|Topic Review (Newest First)|
|10-29-2011 11:59 PM|
LOL. Well played, both.
|10-29-2011 10:55 PM|
World's Fastest Dad
Three boys are playing and one says "My dad is the fastest man in the world. He deer hunts with a bow and is so fast he can shoot a deer and catch it falling!"
To this the second boy replies "Ha! You call that fast? My dad hunts deer with a rifle and he's so fast he can shoot a deer and gut it before it hits the ground!"
Now the third boy contributes his two cents "My dad is much faster than yours, he gets home everyday at 4:00pm."

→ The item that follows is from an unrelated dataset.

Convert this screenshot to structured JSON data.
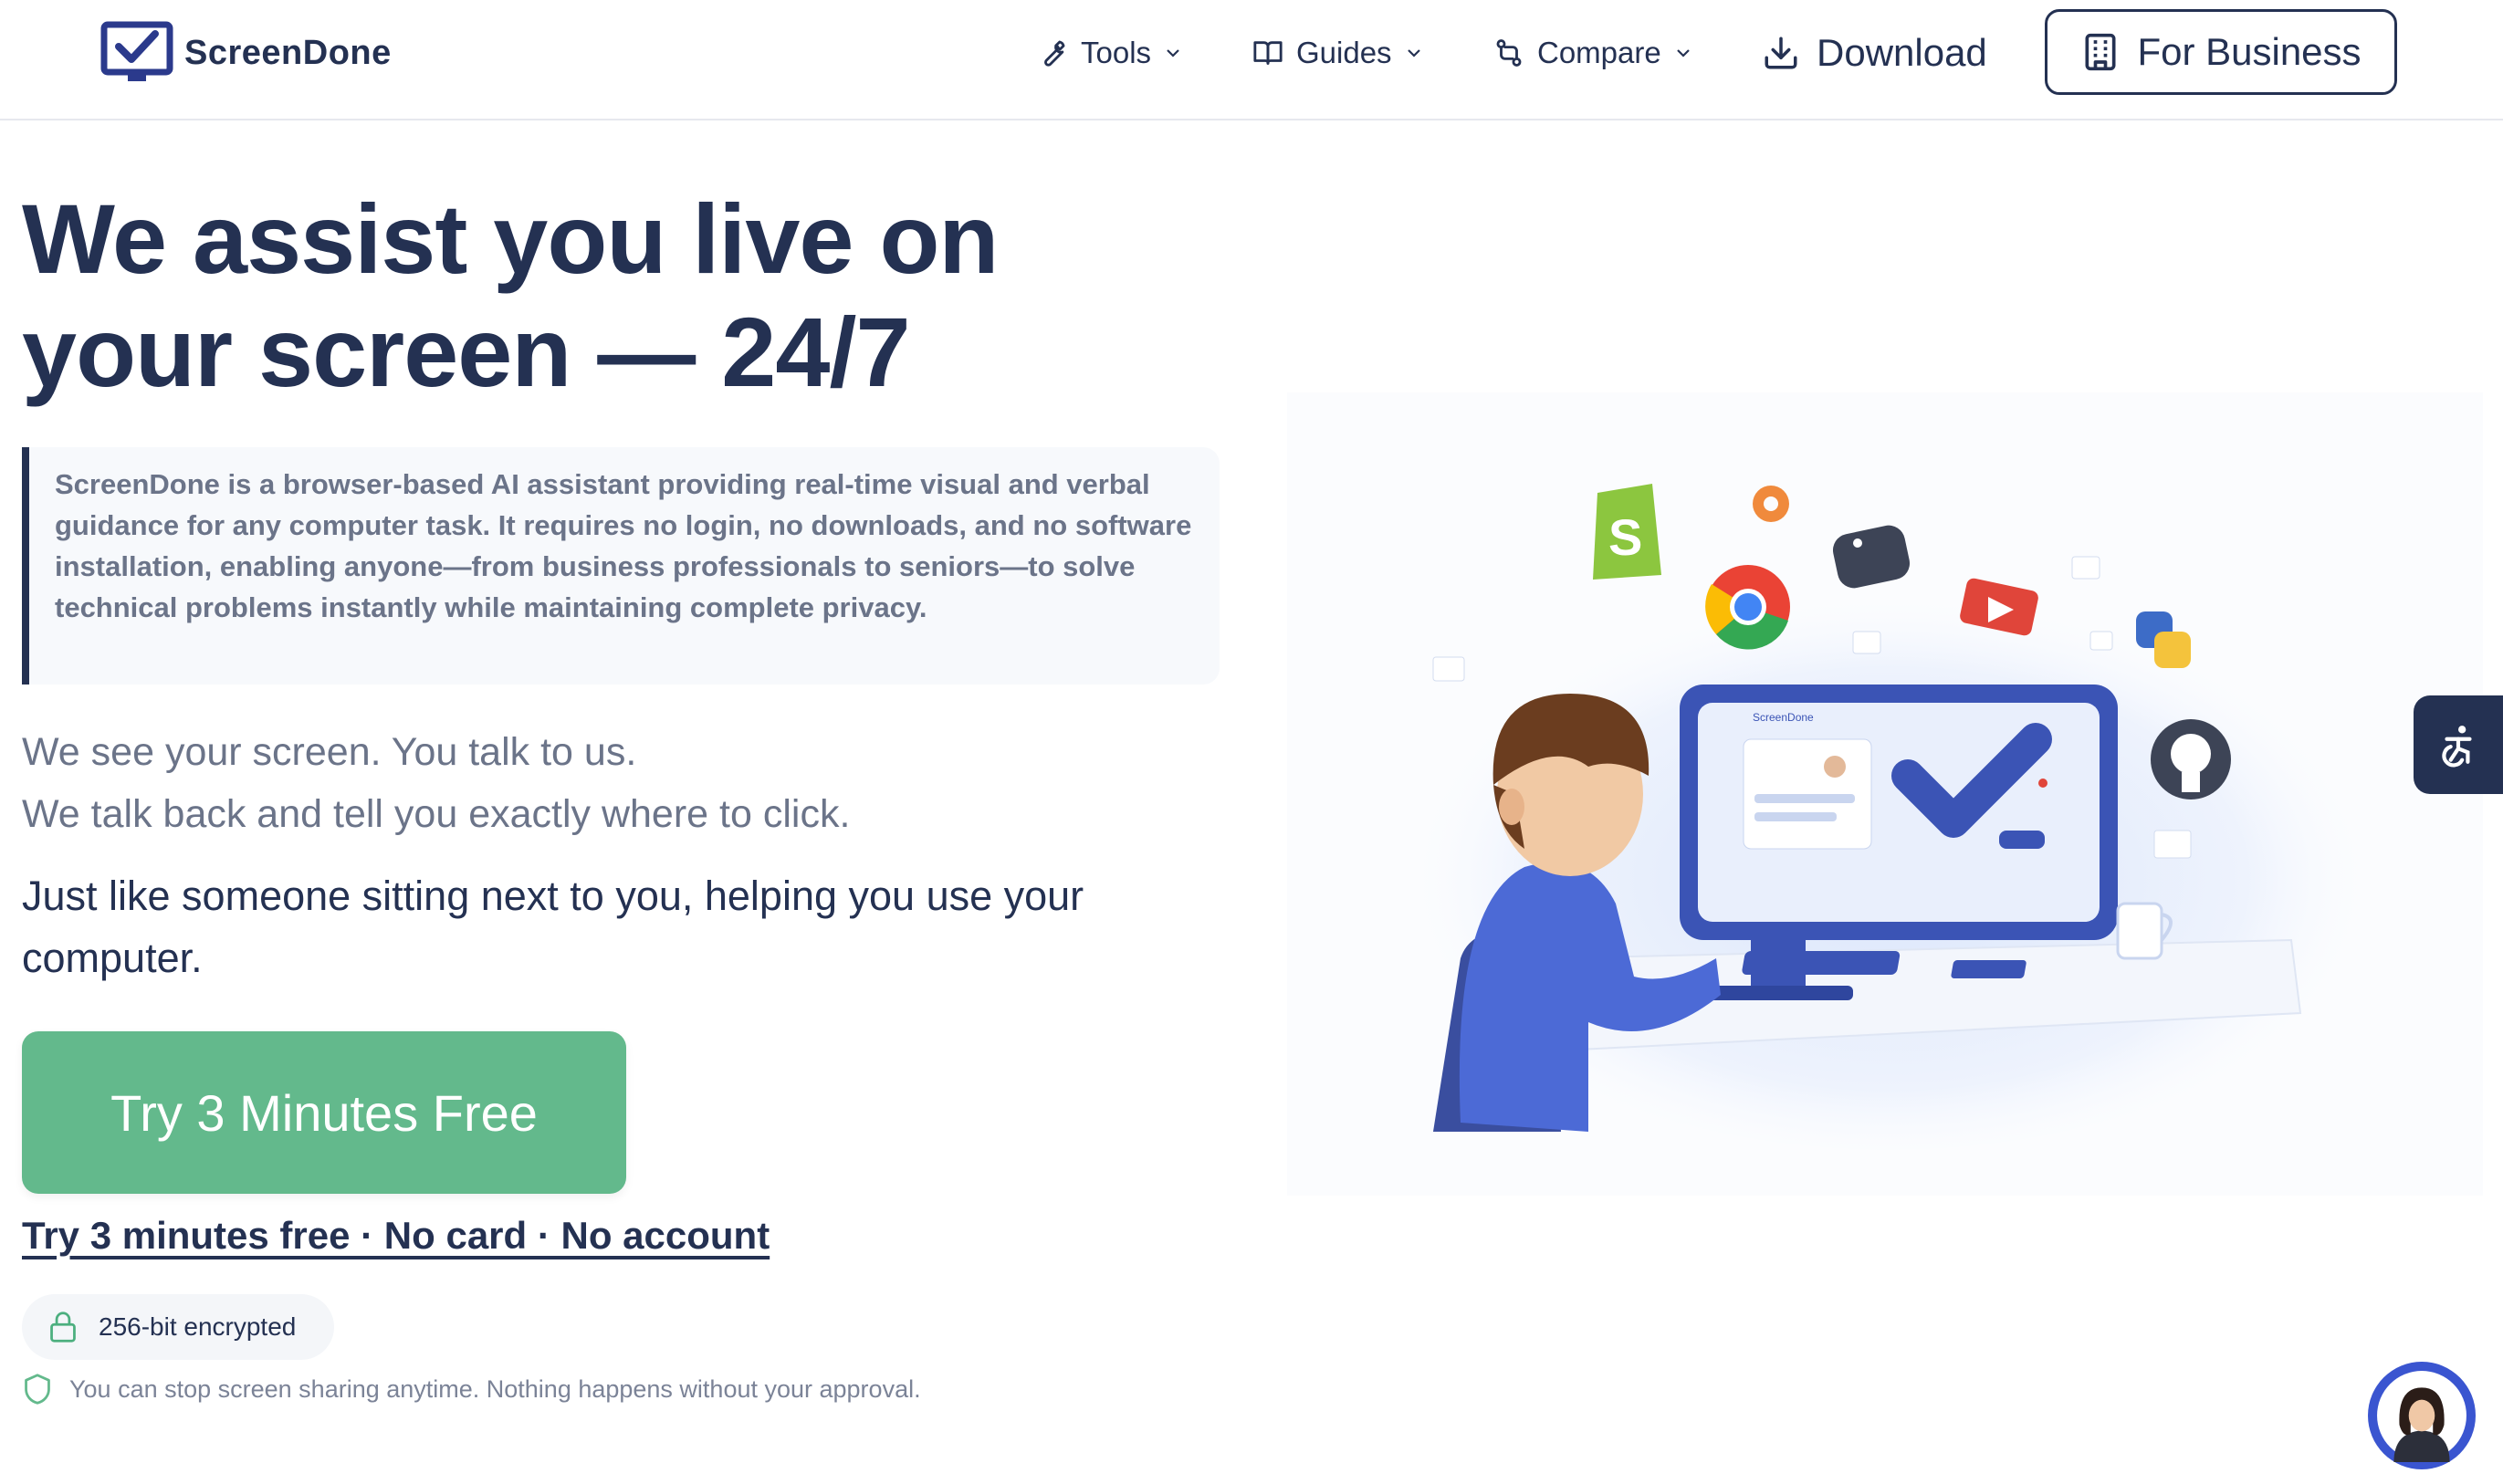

The first two boys share a puzzled look and reply "So what? What does that have to do with being fast?"
The third boy replies "My dad works for the government and he doesn't get off work until 5:30pm..."
|10-29-2011 02:40 PM|
|uk trailer guy||
top job! made me laugh out loud!
|10-28-2011 02:04 AM|
A man has been stranded on a remote and deserted island, all alone for the last ten years.
One day he's down on the beach and sees a speck on the horizon. He thinks, "Thank God, a ship is passing by."
He waits awhile and the speck doesn't get much larger. He thinks, "Well, maybe it's not a ship, but it looks like some kind of raft."
He waits a little longer and realizes it's not a raft, but a person. A gorgeous, well-endowed female diver in a wet suit walks up out of the water and on to the beach.
She asks him, "How long have you been here?" He shouts, "I've been here for ten years!"
She reaches down to the left breast pocket of her wetsuit, unzips it and pulls out a pack of Marlboros and a lighter and asks, as she hands it to him, "How long has it been since you've had one of these?" "Oh Man," he says as he inhales it, "It's been ten years since I had a smoke. Thank you, this is wonderful!"
She then reaches down to the right breast pocket of her wetsuit, unzips it and pulls out a small metal flask. "How long has it been since you had a real drink?" "Ten years!" he gasps as he grabs the flask and sucks down the whiskey that's in it.
Then, the woman grabs the long zipper that runs down the front of her wet suit and starts slowly unzipping it and asks, "So, how long has it been since you had some REAL fun?"
The guy looks at her with wide eyes and says, "Don't tell me you've got a motorcycle in there!"